I find people get confused about what management means. There’s nothing worse then floundering around on a team and not being sure whose supposed to do something. Sometimes you think you need the help of “management”, but can’t tell someone where to come in and where to butt out. To paraphrase the Peopleware guys, management is about helping people work. Anything that helps people work that isn’t the work itself is management.
In practice, this means the goals of a manager are:
- Get everyone able to solve their problems
- Keep everything the same as much as possible
Notice that I didn’t say help people solve their problems. That’s more like doing the work. Making it so that the problems can be solved is very different. Continuity, ritual, keeping everything the same as long as you accomplish the first goal is very important too, because it provides an inherent structure and culture that people can make assumptions about and depend on. That’s why it’s so hard to make big changes like switching over to Agile. But if Agile can accomplish those 2 things in the long run then it’s worth it.

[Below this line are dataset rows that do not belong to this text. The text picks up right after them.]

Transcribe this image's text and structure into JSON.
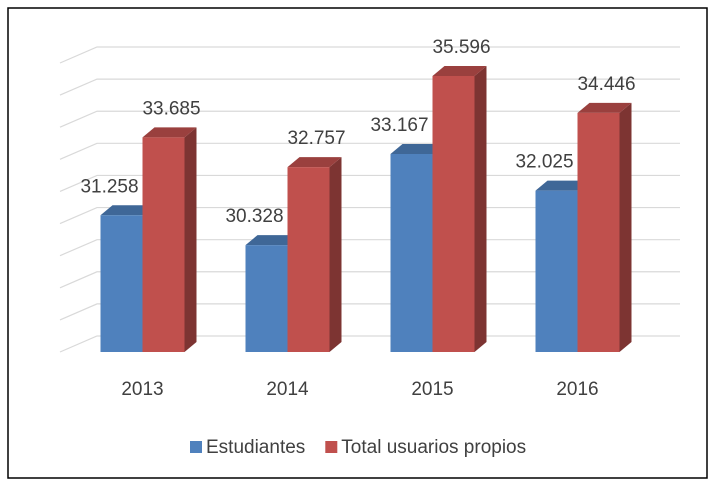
{
  "chart_data": {
    "type": "bar3d",
    "categories": [
      "2013",
      "2014",
      "2015",
      "2016"
    ],
    "series": [
      {
        "name": "Estudiantes",
        "color": "#4f81bd",
        "values": [
          31258,
          30328,
          33167,
          32025
        ],
        "value_labels": [
          "31.258",
          "30.328",
          "33.167",
          "32.025"
        ]
      },
      {
        "name": "Total usuarios propios",
        "color": "#c0504d",
        "values": [
          33685,
          32757,
          35596,
          34446
        ],
        "value_labels": [
          "33.685",
          "32.757",
          "35.596",
          "34.446"
        ]
      }
    ],
    "ylim": [
      27000,
      36000
    ],
    "yticks": [
      27000,
      28000,
      29000,
      30000,
      31000,
      32000,
      33000,
      34000,
      35000,
      36000
    ],
    "grid": true,
    "legend": "bottom"
  }
}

Of course, that first one’s a really doozey. The first issue is just seeing the things that will really help someone else is hard. Frequently, the easiest way to do that is to get distance and perspective from the work, which is why I try and put aside the work when I’m trying to manage and help from afar. But once you see the problems, I frequently don’t know where to start. After chasing these problems down for several years, I’ve discovered they are usually caused by larger feedback loops. Feedback loops driven by common problems shared by teams everywhere. I’ve noticed there are 3 principle that cover it all. To break these feedback loops and get people solving their problems all you need, in priority order, is:
- Laser-like Focus
Priorities is about having a hyper-clear direction, an accurate, communicated, up-to-date goals list, with everybody on the same page. All known questions accounted for and able to be set aside until answerable. Laser-like Focus is about taking each of those priorities, in order, one at a time, and knocking them out of the park. I’m talking, serious, no distractions, no bumps Focus here, full stop. Morale is about making sure that people are happy, the team is satisfied, in control and driving their work so that they can relax, support each other, and bring their best work to the table.

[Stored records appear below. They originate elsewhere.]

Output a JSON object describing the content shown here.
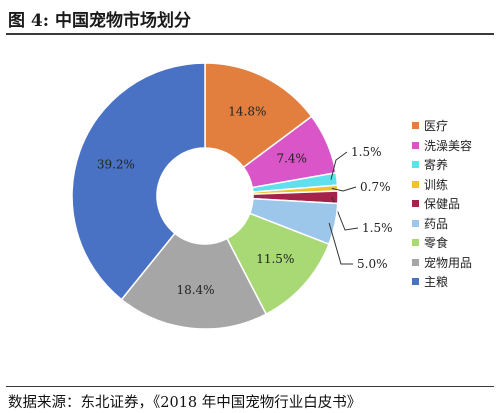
{
  "figure": {
    "title": "图 4:  中国宠物市场划分",
    "source": "数据来源：东北证券，《2018 年中国宠物行业白皮书》"
  },
  "chart_data": {
    "type": "pie",
    "donut": true,
    "title": "",
    "legend_position": "right",
    "series": [
      {
        "name": "医疗",
        "value": 14.8,
        "label": "14.8%",
        "color": "#E27E3E"
      },
      {
        "name": "洗澡美容",
        "value": 7.4,
        "label": "7.4%",
        "color": "#DA56C8"
      },
      {
        "name": "寄养",
        "value": 1.5,
        "label": "1.5%",
        "color": "#5FE0EC"
      },
      {
        "name": "训练",
        "value": 0.7,
        "label": "0.7%",
        "color": "#F4C12C"
      },
      {
        "name": "保健品",
        "value": 1.5,
        "label": "1.5%",
        "color": "#A3234A"
      },
      {
        "name": "药品",
        "value": 5.0,
        "label": "5.0%",
        "color": "#9CC6EA"
      },
      {
        "name": "零食",
        "value": 11.5,
        "label": "11.5%",
        "color": "#A8D974"
      },
      {
        "name": "宠物用品",
        "value": 18.4,
        "label": "18.4%",
        "color": "#A6A6A6"
      },
      {
        "name": "主粮",
        "value": 39.2,
        "label": "39.2%",
        "color": "#4A72C4"
      }
    ]
  }
}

It’s really seems that simple. I can’t say it’s the best solution, or that it will solve everything, but each time teams get a handle on these goals things just seem to magically come together. Each principle supports the others, jelled teams form and stop asking questions, grabbing at random tasks, and instead start knocking work out of the park. Take a look at this comment thread of stalled Interactive Fiction projects. One-person teams, all running into this same set of 3 problems. Look at Getting Things Done, which proposes a system to target these exact same goals. Hitting those 3 principle while staying consistent and working inside the classic 3 business constraints of time, money, and quality just seems to be the formula for success. I use these every day even in my personal life, and it has not only helped me get things done, it has also helped me figure out where I’ve gone wrong. But for a bigger team it takes full-time dedicated people, hard day-after-day work to actually shape these up. True managers, not just leads or producers, who consistently prioritize, focus, and love fixing this problem – helping people work.